Clifton Waugh

Personal information
- Full name: Clifton Anthony Waugh
- Date of birth: 10 September 1972 (age 53)
- Place of birth: Port Maria, St Mary, Jamaica
- Height: 6 ft 3 in (1.91 m)
- Position: Defender

Team information
- Current team: Harbour View FC
- Number: 20

Youth career
- Black Star

Senior career*
- Years: Team / Apps / (Gls)
- 1996–1997: Virginia CU Rams / 36 / (1)
- Olympic Gardens
- 1999–2001: Harbourview
- 2001: → Richmond Kickers (loan)
- 2001–present: Harbourview

International career^{‡}
- 1998–2000: Jamaica / 20 / (0)

= Clifton Waugh =

Jamaican footballer (born 1972)

Clifton Waugh (born 10 September 1972) is a Jamaican soccer defender who currently plays for Harbour View FC.

==Club career==
A big defender, Waugh played two years at Virginia Commonwealth University and for Olympic Gardens before moving to Harbour View.
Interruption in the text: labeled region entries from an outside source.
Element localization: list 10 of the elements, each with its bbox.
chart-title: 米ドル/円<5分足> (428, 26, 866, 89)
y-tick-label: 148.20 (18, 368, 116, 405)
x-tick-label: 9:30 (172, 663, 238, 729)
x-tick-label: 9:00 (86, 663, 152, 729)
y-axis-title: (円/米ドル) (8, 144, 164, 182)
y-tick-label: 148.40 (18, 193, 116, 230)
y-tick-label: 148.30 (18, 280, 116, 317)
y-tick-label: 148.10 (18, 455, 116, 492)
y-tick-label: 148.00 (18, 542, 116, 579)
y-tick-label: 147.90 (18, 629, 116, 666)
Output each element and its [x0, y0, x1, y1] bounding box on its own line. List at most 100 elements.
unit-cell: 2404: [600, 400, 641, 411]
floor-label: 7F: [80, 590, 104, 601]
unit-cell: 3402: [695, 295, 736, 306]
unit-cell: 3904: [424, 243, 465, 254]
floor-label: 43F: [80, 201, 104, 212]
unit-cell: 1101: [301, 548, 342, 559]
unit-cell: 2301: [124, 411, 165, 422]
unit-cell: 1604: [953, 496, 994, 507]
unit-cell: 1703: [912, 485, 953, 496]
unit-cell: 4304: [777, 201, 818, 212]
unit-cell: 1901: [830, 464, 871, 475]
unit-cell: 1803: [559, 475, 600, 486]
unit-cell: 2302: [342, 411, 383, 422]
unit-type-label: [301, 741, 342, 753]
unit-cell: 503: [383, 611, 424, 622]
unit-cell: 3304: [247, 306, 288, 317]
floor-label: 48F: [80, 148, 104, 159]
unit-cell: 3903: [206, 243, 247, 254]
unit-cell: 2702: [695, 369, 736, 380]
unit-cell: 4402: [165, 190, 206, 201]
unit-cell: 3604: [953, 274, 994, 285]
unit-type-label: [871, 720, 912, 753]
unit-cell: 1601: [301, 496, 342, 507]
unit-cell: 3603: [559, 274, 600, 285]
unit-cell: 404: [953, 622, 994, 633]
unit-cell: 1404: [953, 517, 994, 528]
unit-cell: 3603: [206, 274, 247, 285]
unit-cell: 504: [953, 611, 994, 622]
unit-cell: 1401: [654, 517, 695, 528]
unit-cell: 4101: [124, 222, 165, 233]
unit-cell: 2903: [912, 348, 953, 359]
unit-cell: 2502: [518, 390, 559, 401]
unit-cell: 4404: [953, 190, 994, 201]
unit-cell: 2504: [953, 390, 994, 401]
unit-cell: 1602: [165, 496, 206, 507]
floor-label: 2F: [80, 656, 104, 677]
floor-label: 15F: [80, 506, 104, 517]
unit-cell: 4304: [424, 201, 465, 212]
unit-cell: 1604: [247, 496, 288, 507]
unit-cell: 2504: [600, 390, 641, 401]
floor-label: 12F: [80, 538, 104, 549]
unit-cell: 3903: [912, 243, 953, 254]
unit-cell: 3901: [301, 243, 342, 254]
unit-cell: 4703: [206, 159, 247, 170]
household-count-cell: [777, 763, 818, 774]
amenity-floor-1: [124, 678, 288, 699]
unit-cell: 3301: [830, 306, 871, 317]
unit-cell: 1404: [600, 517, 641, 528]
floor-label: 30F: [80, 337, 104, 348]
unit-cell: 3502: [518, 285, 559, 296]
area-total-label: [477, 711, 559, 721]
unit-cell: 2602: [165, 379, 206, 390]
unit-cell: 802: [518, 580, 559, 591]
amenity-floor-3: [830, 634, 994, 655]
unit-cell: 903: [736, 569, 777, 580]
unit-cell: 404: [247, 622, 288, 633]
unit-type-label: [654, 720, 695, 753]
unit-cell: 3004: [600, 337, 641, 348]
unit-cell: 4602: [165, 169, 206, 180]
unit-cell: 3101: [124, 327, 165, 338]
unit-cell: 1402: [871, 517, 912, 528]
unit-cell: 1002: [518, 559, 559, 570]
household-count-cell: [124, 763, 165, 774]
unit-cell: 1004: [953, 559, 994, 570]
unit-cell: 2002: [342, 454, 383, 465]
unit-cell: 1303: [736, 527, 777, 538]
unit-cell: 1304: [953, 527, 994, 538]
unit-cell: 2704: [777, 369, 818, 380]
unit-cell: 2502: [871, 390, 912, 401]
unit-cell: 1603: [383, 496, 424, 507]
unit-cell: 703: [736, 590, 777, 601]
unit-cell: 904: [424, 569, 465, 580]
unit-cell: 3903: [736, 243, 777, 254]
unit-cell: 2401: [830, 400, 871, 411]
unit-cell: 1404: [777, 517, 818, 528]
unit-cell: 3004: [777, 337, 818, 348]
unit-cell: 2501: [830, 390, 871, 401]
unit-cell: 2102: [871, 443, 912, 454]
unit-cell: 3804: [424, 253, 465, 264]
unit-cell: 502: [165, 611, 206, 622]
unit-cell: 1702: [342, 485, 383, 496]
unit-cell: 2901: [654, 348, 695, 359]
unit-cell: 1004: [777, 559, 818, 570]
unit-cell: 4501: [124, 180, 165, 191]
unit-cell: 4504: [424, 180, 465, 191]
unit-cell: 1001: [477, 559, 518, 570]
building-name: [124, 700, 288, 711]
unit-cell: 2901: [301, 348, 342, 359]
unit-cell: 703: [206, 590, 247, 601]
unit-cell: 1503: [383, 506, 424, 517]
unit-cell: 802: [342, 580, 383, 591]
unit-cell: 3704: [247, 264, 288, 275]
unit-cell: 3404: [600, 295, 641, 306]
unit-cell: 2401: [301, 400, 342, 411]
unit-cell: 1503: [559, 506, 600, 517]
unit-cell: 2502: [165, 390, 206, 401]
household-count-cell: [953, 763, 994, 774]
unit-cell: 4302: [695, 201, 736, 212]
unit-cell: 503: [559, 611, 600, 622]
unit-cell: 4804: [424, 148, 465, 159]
Also, he was loaned out to Richmond Kickers for their 2001 season.

==International career==
He has also appeared for the 'Reggae Boyz', making his debut in 1998 against Saudi Arabia and playing his last international in 2000 against Japan. He just missed out on Jamaica's 1998 World Cup squad but did travel with the team to France.